Scientists seeking to understand Earth’s inner clockwork have deployed armies of sensors listening for signs of slips, rumbles, exhales and other disturbances emanating from the planet’s deepest faults to its tallest volcanoes.

“We measure the motion of the ground continuously, typically collecting 100 samples per second at hundreds to thousands of instruments,” said Stanford geophysicist Gregory Beroza. “It’s just a huge flux of data.”

Yet scientists’ ability to extract meaning from this information has not kept pace, reports Phys.org.

The solid Earth, the oceans and the atmosphere together form a geosystem in which physical, biological and chemical processes interact on scales ranging from milliseconds to billions of years, and from the size of a single atom to that of an entire planet.

“All these things are coupled at some level,” explained Beroza, the Wayne Loel Professor in the School of Earth, Energy & Environmental Sciences (Stanford Earth). “We don’t understand the individual systems, and we don’t understand their relationships with one another.”

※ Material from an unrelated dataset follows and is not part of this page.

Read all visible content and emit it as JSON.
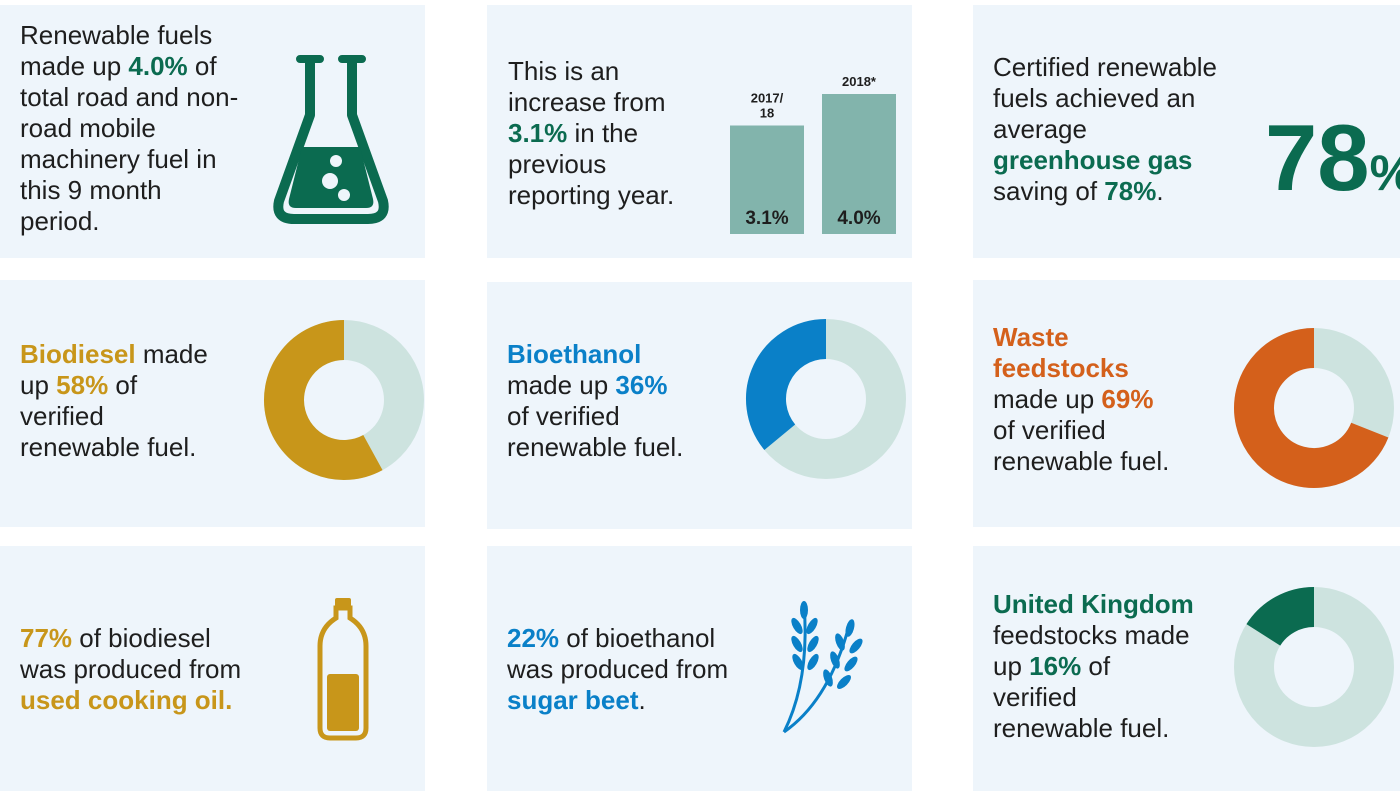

Now, as Beroza and co-authors outline in a paper published March 21 in the journal Science, machine-learning algorithms trained to explore the structure of ever expanding geologic data streams, build upon observations as they go and make sense of increasingly complex, sprawling simulations are helping scientists answer persistent questions about how the Earth works.

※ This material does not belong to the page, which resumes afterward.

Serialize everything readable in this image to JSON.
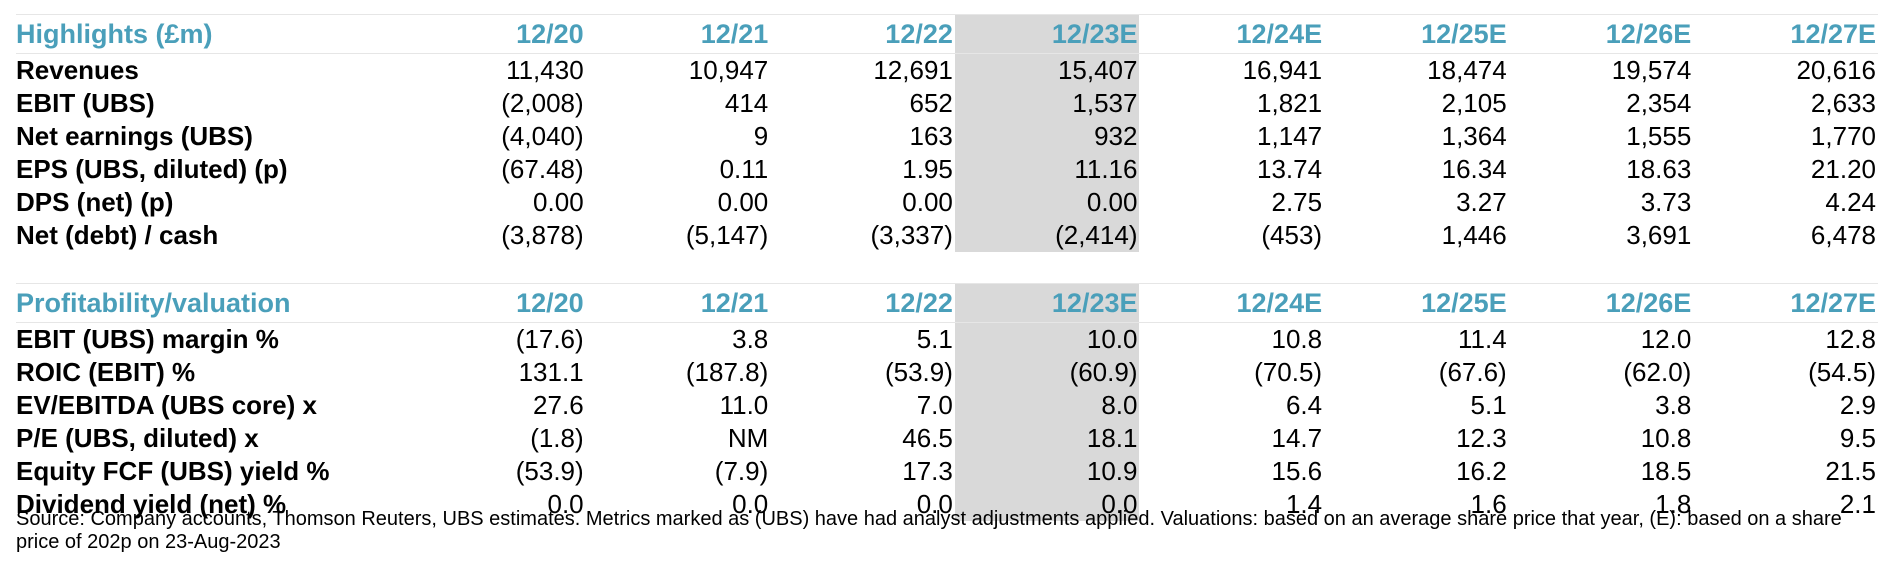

“When I started collaborating with geoscientists five years ago, there was interest and curiosity around machine learning and data science,” recalled Karianne Bergen, lead author on the paper and a researcher at the Harvard Data Science Initiative who earned her doctorate in computational and mathematical engineering from Stanford. “But the community of researchers using machine learning for geoscience applications was relatively small.”

That’s changing rapidly. The most straightforward applications of machine learning in Earth science automate repetitive tasks like categorizing volcanic ash particles and identifying the spike in a set of seismic wiggles that indicates the start of an earthquake.

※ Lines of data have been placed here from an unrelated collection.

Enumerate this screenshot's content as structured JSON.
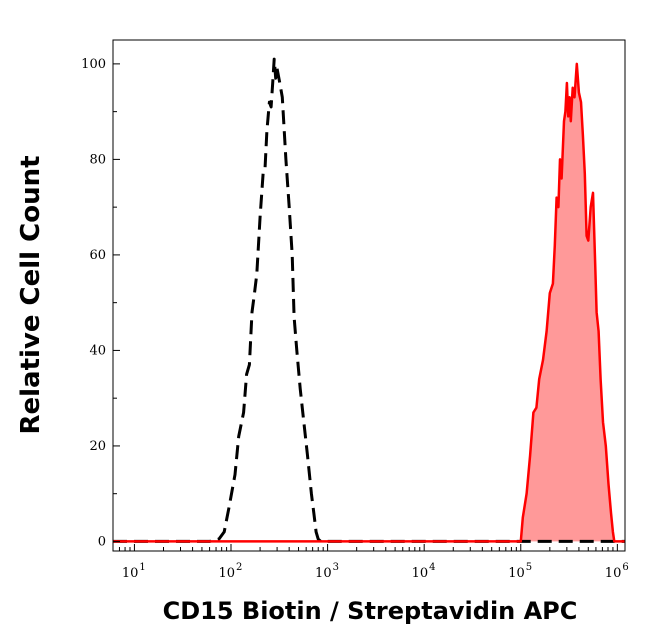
{
  "chart_data": {
    "type": "area",
    "title": "",
    "xlabel": "CD15 Biotin / Streptavidin APC",
    "ylabel": "Relative Cell Count",
    "x_scale": "log",
    "xlim": [
      6,
      1200000
    ],
    "ylim": [
      -2,
      105
    ],
    "x_ticks": [
      {
        "value": 10,
        "base": "10",
        "exp": "1"
      },
      {
        "value": 100,
        "base": "10",
        "exp": "2"
      },
      {
        "value": 1000,
        "base": "10",
        "exp": "3"
      },
      {
        "value": 10000,
        "base": "10",
        "exp": "4"
      },
      {
        "value": 100000,
        "base": "10",
        "exp": "5"
      },
      {
        "value": 1000000,
        "base": "10",
        "exp": "6"
      }
    ],
    "y_ticks": [
      0,
      20,
      40,
      60,
      80,
      100
    ],
    "grid": false,
    "series": [
      {
        "style": "dashed",
        "color": "#000000",
        "fill": "none",
        "points": [
          [
            6,
            0
          ],
          [
            60,
            0
          ],
          [
            75,
            0.5
          ],
          [
            85,
            2
          ],
          [
            95,
            7
          ],
          [
            110,
            14
          ],
          [
            120,
            22
          ],
          [
            135,
            27
          ],
          [
            145,
            35
          ],
          [
            155,
            37
          ],
          [
            165,
            48
          ],
          [
            175,
            52
          ],
          [
            185,
            56
          ],
          [
            200,
            68
          ],
          [
            215,
            77
          ],
          [
            225,
            78
          ],
          [
            235,
            86
          ],
          [
            250,
            92
          ],
          [
            260,
            91
          ],
          [
            270,
            96
          ],
          [
            280,
            101
          ],
          [
            290,
            97
          ],
          [
            300,
            99
          ],
          [
            320,
            96
          ],
          [
            340,
            93
          ],
          [
            370,
            80
          ],
          [
            400,
            70
          ],
          [
            430,
            60
          ],
          [
            450,
            47
          ],
          [
            480,
            40
          ],
          [
            520,
            32
          ],
          [
            560,
            26
          ],
          [
            620,
            18
          ],
          [
            680,
            10
          ],
          [
            720,
            6
          ],
          [
            760,
            2
          ],
          [
            800,
            0.5
          ],
          [
            850,
            0
          ],
          [
            1200000,
            0
          ]
        ]
      },
      {
        "style": "solid",
        "color": "#ff0000",
        "fill": "#ff9999",
        "points": [
          [
            6,
            0
          ],
          [
            100000,
            0
          ],
          [
            105000,
            5
          ],
          [
            115000,
            10
          ],
          [
            125000,
            18
          ],
          [
            135000,
            27
          ],
          [
            145000,
            28
          ],
          [
            155000,
            34
          ],
          [
            170000,
            38
          ],
          [
            185000,
            44
          ],
          [
            200000,
            52
          ],
          [
            215000,
            54
          ],
          [
            225000,
            62
          ],
          [
            235000,
            72
          ],
          [
            245000,
            70
          ],
          [
            255000,
            80
          ],
          [
            265000,
            76
          ],
          [
            280000,
            88
          ],
          [
            290000,
            90
          ],
          [
            300000,
            96
          ],
          [
            310000,
            89
          ],
          [
            320000,
            93
          ],
          [
            330000,
            88
          ],
          [
            345000,
            95
          ],
          [
            360000,
            93
          ],
          [
            380000,
            100
          ],
          [
            400000,
            94
          ],
          [
            420000,
            92
          ],
          [
            440000,
            85
          ],
          [
            460000,
            77
          ],
          [
            480000,
            64
          ],
          [
            500000,
            63
          ],
          [
            530000,
            70
          ],
          [
            560000,
            73
          ],
          [
            590000,
            58
          ],
          [
            610000,
            48
          ],
          [
            640000,
            44
          ],
          [
            670000,
            34
          ],
          [
            710000,
            25
          ],
          [
            760000,
            20
          ],
          [
            810000,
            12
          ],
          [
            860000,
            6
          ],
          [
            900000,
            2
          ],
          [
            930000,
            0
          ],
          [
            1200000,
            0
          ]
        ]
      }
    ]
  }
}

This type of machine learning is similar to applications in other fields that might train an algorithm to detect cancer in medical images based on a set of examples labeled by a physician.

More advanced algorithms unlocking new discoveries in Earth science and beyond can begin to recognize patterns without working from known examples.

“Suppose we develop an earthquake detector based on known earthquakes. It’s going to find earthquakes that look like known earthquakes,” Beroza explained. “It would be much more exciting to find earthquakes that don’t look like known earthquakes.”

Beroza and colleagues at Stanford have been able to do just that by using an algorithm that flags any repeating signature in the sets of wiggles picked up by seismographs – the instruments that record shaking from earthquakes – rather than hunting for only the patterns created by earthquakes that scientists have previously catalogued.

Both types of algorithms – those with explicit labeling in the training data and those without – can be structured as deep neural networks, which act like a many-layered system in which the results of some transformation of data in one layer serves as the input for a new computation in the next layer.

Among other efforts noted in the paper, these types of networks have allowed geoscientists to quickly compute the speed of seismic waves – a critical calculation for estimating earthquake arrival times – and to distinguish between shaking caused by Earth’s natural motion as opposed to explosions.